A question that I find myself asking when examining time-based work that inherits from a game-eye as much as it does from a conventional cinema eye, is how best to negotiate the urge, as an artist, towards total world-building. Games have a visual language that are both informed by cinema and yet radically more malleable. In the visual language of games, a tension exists between the will towards a powerful, architectural, exposed-data, “god mode” view (the view, presumably, of the game developer), and a fully immersed, occluded and “unspoiled” players’ view. What I find interesting about Burr is how he incorporates both perspective extremes, scaling across multiple formats. His work gives a sense of a game-like world with a sort of nimbleness often denied actual games– which can take years to create and face an often-hostile audience that demands all their expectations be met. It’s telling that the game version of Cave Exits (called Aria End after its protagonist) has been in production for the last three years and much of the actual media documenting Cave Exits comes from promotional pitches for funding and exhibition opportunities for Aria End. As a game maker fascinated with all the non-playable elements that form the diffuse larger part of a game experience, I wonder sometimes if the drive to reify a game as a mechanically complete and playable world is an impulse that should be resisted. Beyond different production concerns and expectations placed on games, there’s also the treatment of games in the wider culture as ephemeral and discrete entertainment content, separated from context via various game distribution platforms. By keeping one foot in the realm of installation art and the other in that of videogames, Cave Exits negotiates the co-creation of meaning by both artist and viewer, never letting power skew too far into either set of hands. We end up with an organic merging and interchange of both perspectives, just as Aria End dances through her infinite dungeon, neither succumbing to it nor mastering it, but always changing within it.

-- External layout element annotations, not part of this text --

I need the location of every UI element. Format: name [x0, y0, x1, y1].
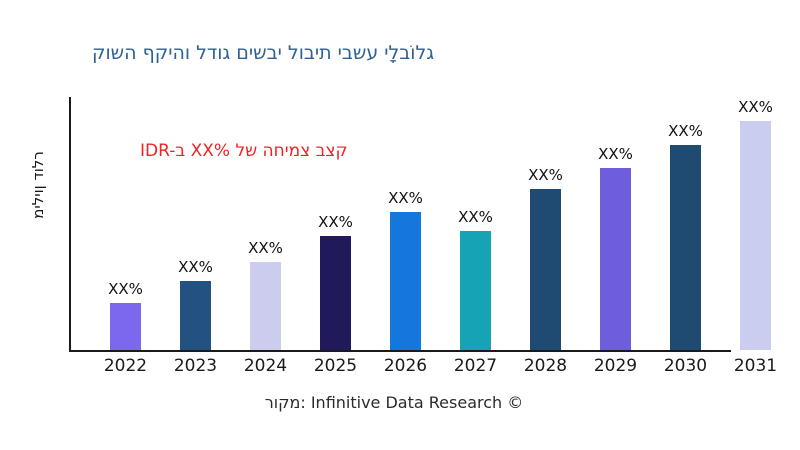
bar-2028: [530, 189, 561, 350]
bar-value-label-2026: XX%: [388, 189, 423, 207]
x-tick-label-2031: 2031: [733, 356, 778, 376]
x-tick-label-2028: 2028: [523, 356, 568, 376]
source-note: רוקמ: Infinitive Data Research ©: [264, 393, 524, 412]
bar-value-label-2031: XX%: [738, 98, 773, 116]
bar-value-label-2030: XX%: [668, 122, 703, 140]
x-tick-label-2023: 2023: [173, 356, 218, 376]
bar-value-label-2024: XX%: [248, 239, 283, 257]
bar-value-label-2025: XX%: [318, 213, 353, 231]
chart-title: קושה ףקיהו לדוג םישבי לובית יבשע ילָבוֹל…: [92, 42, 435, 64]
x-tick-label-2027: 2027: [453, 356, 498, 376]
bar-2029: [600, 168, 631, 350]
bar-2022: [110, 303, 141, 350]
bar-value-label-2023: XX%: [178, 258, 213, 276]
x-tick-label-2026: 2026: [383, 356, 428, 376]
x-axis-line: [70, 350, 731, 352]
bar-2025: [320, 236, 351, 350]
bar-value-label-2022: XX%: [108, 280, 143, 298]
bar-2030: [670, 145, 701, 350]
bar-2026: [390, 212, 421, 350]
bar-value-label-2027: XX%: [458, 208, 493, 226]
bar-value-label-2029: XX%: [598, 145, 633, 163]
bar-2023: [180, 281, 211, 350]
growth-rate-annotation: IDR-ב XX% לש החימצ בצק: [140, 141, 348, 161]
bar-2031: [740, 121, 771, 350]
bar-value-label-2028: XX%: [528, 166, 563, 184]
bar-2027: [460, 231, 491, 350]
bar-2024: [250, 262, 281, 350]
x-tick-label-2029: 2029: [593, 356, 638, 376]
x-tick-label-2024: 2024: [243, 356, 288, 376]
y-axis-line: [69, 97, 71, 352]
x-tick-label-2025: 2025: [313, 356, 358, 376]
x-tick-label-2030: 2030: [663, 356, 708, 376]
x-tick-label-2022: 2022: [103, 356, 148, 376]
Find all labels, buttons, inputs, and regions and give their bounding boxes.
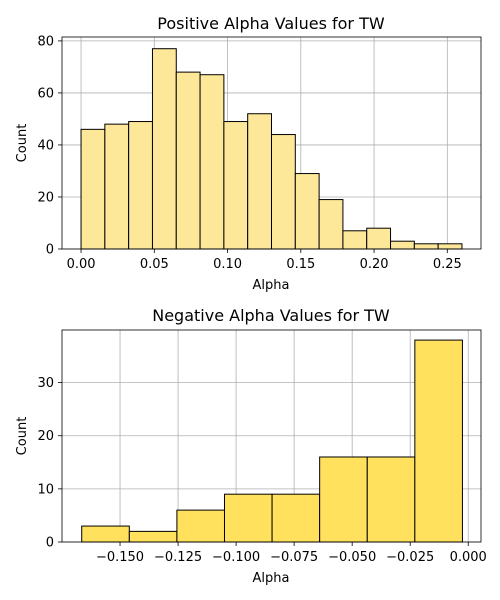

CAVE EXITS (installation preview)
In video games, there is the concept of a dungeon that generates itself: an endlessly mutating death labyrinth. Cave Exits sets this living structure inside a 4-channel video cube. Recalling the way we interact with online media – clicking, zooming, scrolling – it turns the visual archetype of the labyrinth into a circuit board for lost, anxious feelings. From a simple shift in perspective (moving from within the constricted maze-paths to a vantage high above the spatial coil) the claustrophobic corridors become a dazzling pattern of complex artistry. Viewers are unable to process all incoming information in a single sitting, having to choose between screens if they want to sate their curiosity and learn more about the shifting structure. Unlike choosing between branches in an interactive narrative where the peripheral is an explicit set of controls, here the peripheral will be the human neck and eyes, allowing for expression beyond mere hardware.